The two main presidential candidates signed a power-sharing agreement at the end of February 2008.

The power-sharing deal led to commitments to stop the violence immediately, overcome the political crisis, promote reconciliation and healing, and implement long-term government and security reforms.

A government body known as the Waki Commission released a report in late 2008 calling for Kenyan authorities to set up a Special Tribunal to investigate the post-election violence and bring perpetrators to justice, or hand the case over to the International Criminal Court (ICC).

The first part of 2009 saw lawmakers argue about, and eventually reject, the Special Tribunal.

Mwalimu Mati is executive director of the government watchdog, Mars Group Kenya:
“When we look at the Waki Commission [and] the Kenya National Commission on Human Rights’ investigation into post-election violence, both of them describe a situation in which high-level politicians, aspects of the business elite, prominent Kenyans really, are the organizers, the financiers, and the masterminds behind the post-election violence,” he said.

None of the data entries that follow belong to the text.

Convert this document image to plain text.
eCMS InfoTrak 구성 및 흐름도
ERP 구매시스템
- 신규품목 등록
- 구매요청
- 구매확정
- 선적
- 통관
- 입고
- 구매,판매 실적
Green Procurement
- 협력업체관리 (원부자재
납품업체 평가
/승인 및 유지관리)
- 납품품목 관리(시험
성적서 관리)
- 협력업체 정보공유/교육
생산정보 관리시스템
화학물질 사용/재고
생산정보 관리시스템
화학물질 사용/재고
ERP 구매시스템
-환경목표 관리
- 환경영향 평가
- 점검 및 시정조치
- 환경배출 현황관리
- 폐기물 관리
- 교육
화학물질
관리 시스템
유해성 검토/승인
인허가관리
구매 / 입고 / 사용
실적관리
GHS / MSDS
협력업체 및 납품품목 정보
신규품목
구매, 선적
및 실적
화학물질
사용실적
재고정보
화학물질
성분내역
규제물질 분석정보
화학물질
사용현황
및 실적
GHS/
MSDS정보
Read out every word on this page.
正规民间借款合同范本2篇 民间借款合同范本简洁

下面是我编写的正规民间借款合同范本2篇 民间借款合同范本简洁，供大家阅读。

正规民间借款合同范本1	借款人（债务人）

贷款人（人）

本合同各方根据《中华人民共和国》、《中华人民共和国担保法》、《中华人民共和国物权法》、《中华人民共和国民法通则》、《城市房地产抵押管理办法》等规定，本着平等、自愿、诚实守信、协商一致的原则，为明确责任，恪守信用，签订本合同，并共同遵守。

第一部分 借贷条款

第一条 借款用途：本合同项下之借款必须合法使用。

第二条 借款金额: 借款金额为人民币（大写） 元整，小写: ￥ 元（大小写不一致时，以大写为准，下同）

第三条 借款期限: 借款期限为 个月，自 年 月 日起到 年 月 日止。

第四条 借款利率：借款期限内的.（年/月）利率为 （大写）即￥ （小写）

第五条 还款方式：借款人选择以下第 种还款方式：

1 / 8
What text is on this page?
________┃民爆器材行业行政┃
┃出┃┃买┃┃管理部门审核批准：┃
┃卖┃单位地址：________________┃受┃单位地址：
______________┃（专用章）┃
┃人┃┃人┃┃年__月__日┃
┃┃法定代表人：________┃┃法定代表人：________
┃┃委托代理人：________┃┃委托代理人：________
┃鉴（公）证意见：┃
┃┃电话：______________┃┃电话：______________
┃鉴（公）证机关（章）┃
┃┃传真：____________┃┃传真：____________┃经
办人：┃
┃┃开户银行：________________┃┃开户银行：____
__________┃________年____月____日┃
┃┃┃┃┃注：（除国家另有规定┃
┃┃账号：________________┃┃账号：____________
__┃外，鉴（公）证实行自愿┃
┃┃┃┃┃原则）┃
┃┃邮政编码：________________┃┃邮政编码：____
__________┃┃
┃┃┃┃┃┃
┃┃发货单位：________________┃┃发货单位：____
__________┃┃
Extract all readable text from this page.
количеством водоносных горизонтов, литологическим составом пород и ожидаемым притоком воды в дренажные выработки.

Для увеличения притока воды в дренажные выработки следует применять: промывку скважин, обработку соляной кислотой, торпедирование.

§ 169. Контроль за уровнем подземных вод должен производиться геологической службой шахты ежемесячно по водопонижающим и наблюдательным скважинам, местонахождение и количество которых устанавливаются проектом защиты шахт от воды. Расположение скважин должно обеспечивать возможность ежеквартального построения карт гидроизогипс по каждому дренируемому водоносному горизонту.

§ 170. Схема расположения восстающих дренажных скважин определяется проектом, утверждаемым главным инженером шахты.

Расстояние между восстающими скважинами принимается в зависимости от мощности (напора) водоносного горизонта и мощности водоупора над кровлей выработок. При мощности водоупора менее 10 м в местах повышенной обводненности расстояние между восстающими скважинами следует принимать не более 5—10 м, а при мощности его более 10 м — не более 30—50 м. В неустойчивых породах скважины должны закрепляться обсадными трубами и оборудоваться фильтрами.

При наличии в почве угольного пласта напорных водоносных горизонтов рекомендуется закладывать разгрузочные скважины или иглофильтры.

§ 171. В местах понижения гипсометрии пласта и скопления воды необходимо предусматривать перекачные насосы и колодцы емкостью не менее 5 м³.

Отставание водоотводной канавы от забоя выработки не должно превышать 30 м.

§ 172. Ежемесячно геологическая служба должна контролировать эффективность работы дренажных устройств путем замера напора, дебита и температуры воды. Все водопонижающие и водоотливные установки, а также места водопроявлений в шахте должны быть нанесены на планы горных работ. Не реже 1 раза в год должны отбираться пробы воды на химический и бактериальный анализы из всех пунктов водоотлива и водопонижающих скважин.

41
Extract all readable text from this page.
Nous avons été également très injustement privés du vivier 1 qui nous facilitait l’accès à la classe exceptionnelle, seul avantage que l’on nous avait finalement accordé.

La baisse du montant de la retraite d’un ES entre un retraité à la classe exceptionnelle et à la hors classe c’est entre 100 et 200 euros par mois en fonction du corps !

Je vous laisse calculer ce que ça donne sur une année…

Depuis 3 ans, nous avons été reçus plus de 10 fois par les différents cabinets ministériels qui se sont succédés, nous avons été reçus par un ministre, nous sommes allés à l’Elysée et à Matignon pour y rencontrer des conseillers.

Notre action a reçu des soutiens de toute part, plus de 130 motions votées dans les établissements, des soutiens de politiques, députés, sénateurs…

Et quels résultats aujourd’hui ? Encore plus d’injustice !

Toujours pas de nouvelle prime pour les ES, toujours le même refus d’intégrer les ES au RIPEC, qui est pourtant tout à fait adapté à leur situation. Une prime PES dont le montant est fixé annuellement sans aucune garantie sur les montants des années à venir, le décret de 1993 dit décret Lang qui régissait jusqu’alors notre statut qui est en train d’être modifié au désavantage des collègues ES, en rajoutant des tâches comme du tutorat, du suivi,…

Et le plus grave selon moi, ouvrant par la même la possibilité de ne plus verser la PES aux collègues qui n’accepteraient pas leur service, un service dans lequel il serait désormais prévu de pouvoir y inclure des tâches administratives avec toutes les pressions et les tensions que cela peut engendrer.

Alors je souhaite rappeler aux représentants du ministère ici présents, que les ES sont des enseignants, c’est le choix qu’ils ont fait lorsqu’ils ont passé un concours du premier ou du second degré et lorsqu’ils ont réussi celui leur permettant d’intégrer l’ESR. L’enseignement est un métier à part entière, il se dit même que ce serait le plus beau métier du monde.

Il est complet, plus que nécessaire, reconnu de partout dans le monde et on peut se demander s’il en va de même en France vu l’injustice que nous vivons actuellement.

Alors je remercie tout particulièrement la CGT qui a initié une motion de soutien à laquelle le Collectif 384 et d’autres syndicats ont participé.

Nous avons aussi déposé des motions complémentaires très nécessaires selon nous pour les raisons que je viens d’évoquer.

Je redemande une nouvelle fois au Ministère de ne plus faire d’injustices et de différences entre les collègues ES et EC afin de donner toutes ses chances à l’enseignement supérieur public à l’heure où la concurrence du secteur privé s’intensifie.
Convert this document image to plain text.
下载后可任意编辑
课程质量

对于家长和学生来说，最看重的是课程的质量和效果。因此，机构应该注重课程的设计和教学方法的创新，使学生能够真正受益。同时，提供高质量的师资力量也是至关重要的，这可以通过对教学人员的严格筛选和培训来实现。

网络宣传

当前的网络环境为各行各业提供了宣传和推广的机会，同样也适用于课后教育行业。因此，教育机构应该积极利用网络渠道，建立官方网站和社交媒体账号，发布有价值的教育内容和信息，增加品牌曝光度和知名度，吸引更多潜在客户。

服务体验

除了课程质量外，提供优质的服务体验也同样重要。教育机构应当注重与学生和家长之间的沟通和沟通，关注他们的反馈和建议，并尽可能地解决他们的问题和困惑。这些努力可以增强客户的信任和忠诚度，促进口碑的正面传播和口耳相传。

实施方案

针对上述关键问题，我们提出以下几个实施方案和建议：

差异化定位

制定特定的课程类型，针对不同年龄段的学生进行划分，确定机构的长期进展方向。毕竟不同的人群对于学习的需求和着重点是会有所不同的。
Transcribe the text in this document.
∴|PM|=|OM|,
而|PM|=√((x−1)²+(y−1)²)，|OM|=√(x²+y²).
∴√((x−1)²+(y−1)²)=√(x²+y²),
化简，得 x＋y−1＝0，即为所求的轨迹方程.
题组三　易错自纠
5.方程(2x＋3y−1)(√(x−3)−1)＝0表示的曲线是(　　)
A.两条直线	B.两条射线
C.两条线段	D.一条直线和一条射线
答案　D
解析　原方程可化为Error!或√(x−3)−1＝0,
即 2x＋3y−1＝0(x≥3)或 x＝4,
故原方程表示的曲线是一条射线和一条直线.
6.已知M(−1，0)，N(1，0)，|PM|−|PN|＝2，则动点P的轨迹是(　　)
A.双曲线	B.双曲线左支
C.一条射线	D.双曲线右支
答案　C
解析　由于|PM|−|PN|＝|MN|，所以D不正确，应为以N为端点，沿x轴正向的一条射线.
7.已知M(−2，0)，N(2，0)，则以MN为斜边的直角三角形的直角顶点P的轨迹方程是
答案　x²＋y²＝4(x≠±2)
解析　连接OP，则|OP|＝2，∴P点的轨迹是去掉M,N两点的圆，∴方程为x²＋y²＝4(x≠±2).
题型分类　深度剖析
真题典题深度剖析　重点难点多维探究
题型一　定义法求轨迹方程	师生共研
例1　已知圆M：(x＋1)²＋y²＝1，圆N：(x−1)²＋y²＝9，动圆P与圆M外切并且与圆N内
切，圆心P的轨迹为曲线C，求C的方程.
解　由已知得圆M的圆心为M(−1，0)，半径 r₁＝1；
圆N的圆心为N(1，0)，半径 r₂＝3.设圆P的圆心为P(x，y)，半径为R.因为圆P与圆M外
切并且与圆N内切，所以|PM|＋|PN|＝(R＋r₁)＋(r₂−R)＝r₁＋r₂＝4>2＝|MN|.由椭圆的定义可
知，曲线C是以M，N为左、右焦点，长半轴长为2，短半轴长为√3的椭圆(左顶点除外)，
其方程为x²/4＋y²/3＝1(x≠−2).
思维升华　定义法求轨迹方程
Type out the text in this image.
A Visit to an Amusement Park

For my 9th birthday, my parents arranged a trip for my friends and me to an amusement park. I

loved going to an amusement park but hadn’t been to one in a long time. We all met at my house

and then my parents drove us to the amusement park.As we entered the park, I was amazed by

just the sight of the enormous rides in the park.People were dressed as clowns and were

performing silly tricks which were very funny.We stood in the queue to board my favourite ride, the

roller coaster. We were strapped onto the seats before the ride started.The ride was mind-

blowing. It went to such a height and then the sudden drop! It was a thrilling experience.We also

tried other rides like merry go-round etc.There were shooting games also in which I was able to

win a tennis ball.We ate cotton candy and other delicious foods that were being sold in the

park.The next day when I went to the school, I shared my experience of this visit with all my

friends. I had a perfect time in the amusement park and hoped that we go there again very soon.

The ICC kept a keen eye on events unfolding in Kenya.

In July, a high-level Kenyan government delegation met with ICC Prosecutor Luis Moreno-Ocampo in The Hague and set September 30 as the deadline to set up the Special Tribunal.

Around the same time, power-sharing mediator and former United Nations chief Kofi Annan handed Moreno-Ocampo a sealed envelope with the names of top suspects.

The deadline to set up the Special Tribunal came and went.

Government spokesman Alfred Mutua says the failure to set up the tribunal was due more to technical errors than lack of political will.
“To tell you the truth, the government is not very pleased with the whole idea of the ICC taking over the prosecutions,” he explained. “This is because as a country we should be able to manage our own internal affairs.”

Mars Group Kenya’s Mati disagrees.
“In order to accept that there will be accountability through the Special Tribunal, the government has to sacrifice some of its members or make them subject to domestic court proceedings,” he said. “This is a political sacrifice they are unwilling to make.”

On November 26, Moreno-Ocampo announced he would ask ICC judges to open investigations to identify and prosecute high-level perpetrators. Earlier that week, he invited victims of the post-election violence to submit their testimonies to the ICC.
“These alleged crimes were part of a widespread systematic attack against the Kenyan civilian population,” he said.

ICC involvement is good news for Kenya, says Muthoni Wanyeki, executive director of the Kenya Human Rights Commission.
“I think it sends a very, very powerful message to those who are involved in the violence at all levels that this is not going to go away, that the survivors’ needs must be paramount, and that there will be an accounting,” she said.

Mars Group Kenya’s Mati says he thinks the domestic judicial system is unable to handle all the cases of post-election violence.

He says referring high-level cases to the ICC and setting up the Special Tribunal will speed up delivery of long-awaited justice in Kenya.

But human rights activists say they are worried about the safety of those sending evidence to the ICC. They say Kenyan government structures to protect whistleblowers are weak or non-existent.